3Com CEO Edgar Masri said the agreement will better position 3Com to establish itself as a global networking leader.
Jonathan Zhu, a Bain Capital managing director in Hong Kong, said 3Com has a strong competitive position. We believe there are significant opportunities to grow by acquiring customers and introducing new products, he said.
From peak revenue of $5.4bn in 1997, 3Com’s sales fell every year at a time when the products it supplied were in huge demand as corporate buyers equipped themselves for a revolution in communications.
It last made a profit in 2000 and has been burning money ever since. Revenue had fallen to $3.7bn by 2000 and spiraled to a low of $651m in 2005.
The decline of the Marlborough, Massachusetts-based company was arrested with the establishment in 2003 of the H-3C joint venture with Huawei in China. This transformed 3Com’s operations and broadened its product line both at the low and high end of the market, and enabled it to offer a complete range of products from the edge to the core of the network.
By the last financial year, which ended on June 1, revenue was up 59.5% at $1.26bn though the company still made a net loss of $88.6m.

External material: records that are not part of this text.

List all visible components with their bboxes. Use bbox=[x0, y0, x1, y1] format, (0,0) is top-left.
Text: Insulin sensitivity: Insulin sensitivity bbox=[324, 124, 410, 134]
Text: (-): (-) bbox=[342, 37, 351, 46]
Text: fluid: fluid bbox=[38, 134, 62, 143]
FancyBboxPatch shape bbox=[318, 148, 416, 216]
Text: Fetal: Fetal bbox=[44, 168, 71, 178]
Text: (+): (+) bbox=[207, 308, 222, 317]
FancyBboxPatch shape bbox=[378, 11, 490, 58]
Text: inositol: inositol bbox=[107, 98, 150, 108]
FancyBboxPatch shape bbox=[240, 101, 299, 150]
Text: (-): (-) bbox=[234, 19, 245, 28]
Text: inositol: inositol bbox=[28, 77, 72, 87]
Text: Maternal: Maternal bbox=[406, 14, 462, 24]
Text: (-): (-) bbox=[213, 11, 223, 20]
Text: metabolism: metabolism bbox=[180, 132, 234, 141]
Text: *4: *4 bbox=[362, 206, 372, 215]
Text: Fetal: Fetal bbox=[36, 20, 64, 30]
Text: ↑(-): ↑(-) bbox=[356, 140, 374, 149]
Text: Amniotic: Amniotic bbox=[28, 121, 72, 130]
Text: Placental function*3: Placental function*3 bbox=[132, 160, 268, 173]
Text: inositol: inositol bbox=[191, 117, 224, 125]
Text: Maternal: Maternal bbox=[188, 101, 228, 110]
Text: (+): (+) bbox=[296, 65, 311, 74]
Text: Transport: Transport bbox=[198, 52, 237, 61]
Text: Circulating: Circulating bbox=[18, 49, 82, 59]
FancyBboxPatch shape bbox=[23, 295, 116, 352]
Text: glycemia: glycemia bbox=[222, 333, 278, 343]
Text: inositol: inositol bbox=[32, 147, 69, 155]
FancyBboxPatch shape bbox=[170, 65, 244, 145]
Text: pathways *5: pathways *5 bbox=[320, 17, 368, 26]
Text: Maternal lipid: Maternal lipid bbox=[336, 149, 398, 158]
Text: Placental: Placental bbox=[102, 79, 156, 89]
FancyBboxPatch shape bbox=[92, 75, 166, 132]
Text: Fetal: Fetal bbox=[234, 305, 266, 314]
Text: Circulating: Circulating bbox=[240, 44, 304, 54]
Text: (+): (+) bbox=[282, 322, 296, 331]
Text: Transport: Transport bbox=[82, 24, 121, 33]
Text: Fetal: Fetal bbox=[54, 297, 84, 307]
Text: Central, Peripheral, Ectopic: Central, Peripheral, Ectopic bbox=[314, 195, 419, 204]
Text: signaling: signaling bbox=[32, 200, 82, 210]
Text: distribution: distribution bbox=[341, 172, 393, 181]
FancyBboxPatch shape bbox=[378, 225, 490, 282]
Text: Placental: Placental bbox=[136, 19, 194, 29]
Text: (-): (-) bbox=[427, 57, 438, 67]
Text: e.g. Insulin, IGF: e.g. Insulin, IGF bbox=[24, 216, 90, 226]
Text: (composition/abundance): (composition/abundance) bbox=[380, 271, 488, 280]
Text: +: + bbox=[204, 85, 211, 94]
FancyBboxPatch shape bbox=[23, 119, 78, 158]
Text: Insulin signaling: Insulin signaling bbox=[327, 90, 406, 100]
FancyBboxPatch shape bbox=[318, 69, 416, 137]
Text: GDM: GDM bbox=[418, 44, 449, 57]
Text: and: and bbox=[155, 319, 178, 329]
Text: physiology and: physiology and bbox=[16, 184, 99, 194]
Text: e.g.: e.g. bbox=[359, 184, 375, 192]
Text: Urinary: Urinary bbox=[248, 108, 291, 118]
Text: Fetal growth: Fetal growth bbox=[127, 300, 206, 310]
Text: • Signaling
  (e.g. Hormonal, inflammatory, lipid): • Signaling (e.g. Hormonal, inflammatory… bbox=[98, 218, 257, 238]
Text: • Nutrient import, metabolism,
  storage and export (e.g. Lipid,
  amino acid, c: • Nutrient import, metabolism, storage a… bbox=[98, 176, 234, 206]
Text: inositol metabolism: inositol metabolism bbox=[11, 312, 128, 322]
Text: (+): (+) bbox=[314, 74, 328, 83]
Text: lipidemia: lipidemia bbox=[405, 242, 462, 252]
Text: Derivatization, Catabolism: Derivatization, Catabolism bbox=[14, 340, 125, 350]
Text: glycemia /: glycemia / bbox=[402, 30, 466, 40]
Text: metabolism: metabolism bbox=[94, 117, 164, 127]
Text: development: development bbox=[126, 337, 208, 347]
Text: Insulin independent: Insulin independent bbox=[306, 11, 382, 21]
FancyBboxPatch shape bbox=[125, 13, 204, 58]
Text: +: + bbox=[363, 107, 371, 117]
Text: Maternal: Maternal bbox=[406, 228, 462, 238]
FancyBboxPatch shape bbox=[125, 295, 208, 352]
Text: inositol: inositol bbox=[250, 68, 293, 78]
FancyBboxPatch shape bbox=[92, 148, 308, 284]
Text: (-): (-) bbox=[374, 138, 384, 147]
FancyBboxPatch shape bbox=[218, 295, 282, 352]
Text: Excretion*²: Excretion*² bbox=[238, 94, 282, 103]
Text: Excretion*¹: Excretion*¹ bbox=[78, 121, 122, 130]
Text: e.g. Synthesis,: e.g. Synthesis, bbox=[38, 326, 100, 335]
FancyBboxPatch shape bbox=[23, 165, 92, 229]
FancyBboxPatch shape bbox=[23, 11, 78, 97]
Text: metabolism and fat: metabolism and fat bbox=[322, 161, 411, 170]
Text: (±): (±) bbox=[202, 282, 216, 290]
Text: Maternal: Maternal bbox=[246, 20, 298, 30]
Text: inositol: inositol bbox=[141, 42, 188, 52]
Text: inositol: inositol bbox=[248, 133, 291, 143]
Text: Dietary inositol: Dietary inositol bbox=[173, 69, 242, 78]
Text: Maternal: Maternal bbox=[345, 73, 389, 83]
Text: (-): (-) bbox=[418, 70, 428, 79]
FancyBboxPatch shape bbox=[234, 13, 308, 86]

Huawei and 3Com had the right to an auction to buy each other out of H-3C and it was a surprise that Huawei, which has ambitions to be a major global player, was happy to see 3Com pay $882m for its 49% stake in November 2006.
Our View
An end to 3Com’s independent existence has been long delayed. Huawei is undoubedy in the right place to inherit its assets. While China has been usually been seen as a source of inexpensive manufacturing, it is producing canny management talents and can supply something 3Com has lacked.